A US soldier, an insider at the very heart of the empire, committing such an ultimate sacrifice is an unprecedented act of damage to the very core of American and Israeli imperialism. That imperialism showed his ugly face once again in what was probably the most quintessentially American thing we have ever witnessed — while Aaron was on the ground, on fire, already unable to shout or scream, they surrounded him with pointed guns. The people who want you to believe that Aaron was mentally ill have known nothing but colonial selfishness in their life, yet they have the audacity to lecture you on selflessness. These are the people who tell you that selflessly dying for a cause is illness, while collective punishment and ethnic cleansing are normal.
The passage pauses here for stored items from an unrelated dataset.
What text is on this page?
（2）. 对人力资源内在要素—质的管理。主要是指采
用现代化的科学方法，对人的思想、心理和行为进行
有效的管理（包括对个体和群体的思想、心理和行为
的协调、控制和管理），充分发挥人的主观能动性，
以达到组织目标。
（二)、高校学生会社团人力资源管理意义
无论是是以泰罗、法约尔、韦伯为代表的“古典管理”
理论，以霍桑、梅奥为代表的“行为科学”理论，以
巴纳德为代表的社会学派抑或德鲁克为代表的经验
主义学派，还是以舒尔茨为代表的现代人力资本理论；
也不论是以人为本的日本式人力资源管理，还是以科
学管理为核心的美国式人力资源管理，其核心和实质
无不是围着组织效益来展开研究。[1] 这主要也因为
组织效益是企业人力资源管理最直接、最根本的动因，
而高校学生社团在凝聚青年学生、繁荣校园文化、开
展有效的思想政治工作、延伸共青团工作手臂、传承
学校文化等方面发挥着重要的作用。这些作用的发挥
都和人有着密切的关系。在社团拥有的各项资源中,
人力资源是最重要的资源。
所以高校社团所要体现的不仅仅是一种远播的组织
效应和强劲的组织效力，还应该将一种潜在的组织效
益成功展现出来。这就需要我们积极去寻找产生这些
Aaron Bushnell didn’t set himself on fire because he was mentally ill, but because he was moral and completely outraged with the immorality of the system. Not because he wasn't normal, but because, in his own words, “this is what our ruling class has decided will be normal”. His last words were those of a perfectly sane man, easily saner than most people I've encountered in my lifetime. May his sacrifice be remembered, together with the sacrifice of the unnamed woman who self-immolated at the Israeli embassy in Atlanta in December, the sacrifice of Rachel Corrie who was bulldozed to death protecting the Palestinians with her body, and all others who decided to stand up in the belly of the beast where they were born and raised. They rejected silence. May they be honoured by dismantling all systems of oppression and choosing love as our normal.
I choose to witness.
I choose to listen.
I choose to learn in discomfort.
I choose to speak up.
I choose to use my platform.
I choose not to bow to colonial comfort.
I choose love and liberation as the default.
I choose commitment to humanity.
I choose allegiance to life.
I don't know if my actions will be fruitful and I can't predict the future — but choosing community above myself means I'm committing to keep trying and keep going. I will not accept silence. I will not be coerced into silence by people who openly gloat about not caring for other people. I will not give up my soul in order to bring some blood-soaked money into my small business. Business opportunities are many, but you have only one soul.
“You have to act as if it were possible to radically transform the world. And you have to do it all the time.” Angela Davis
The righteous fire in this writing... and I mean that in a good way. Thank you, Ramona. As we say in the Buddhist communities I am part of, three bows. Free Palestine, ceasefire now.
Thank you for honouring Aaron. I was unaware of his powerful protest.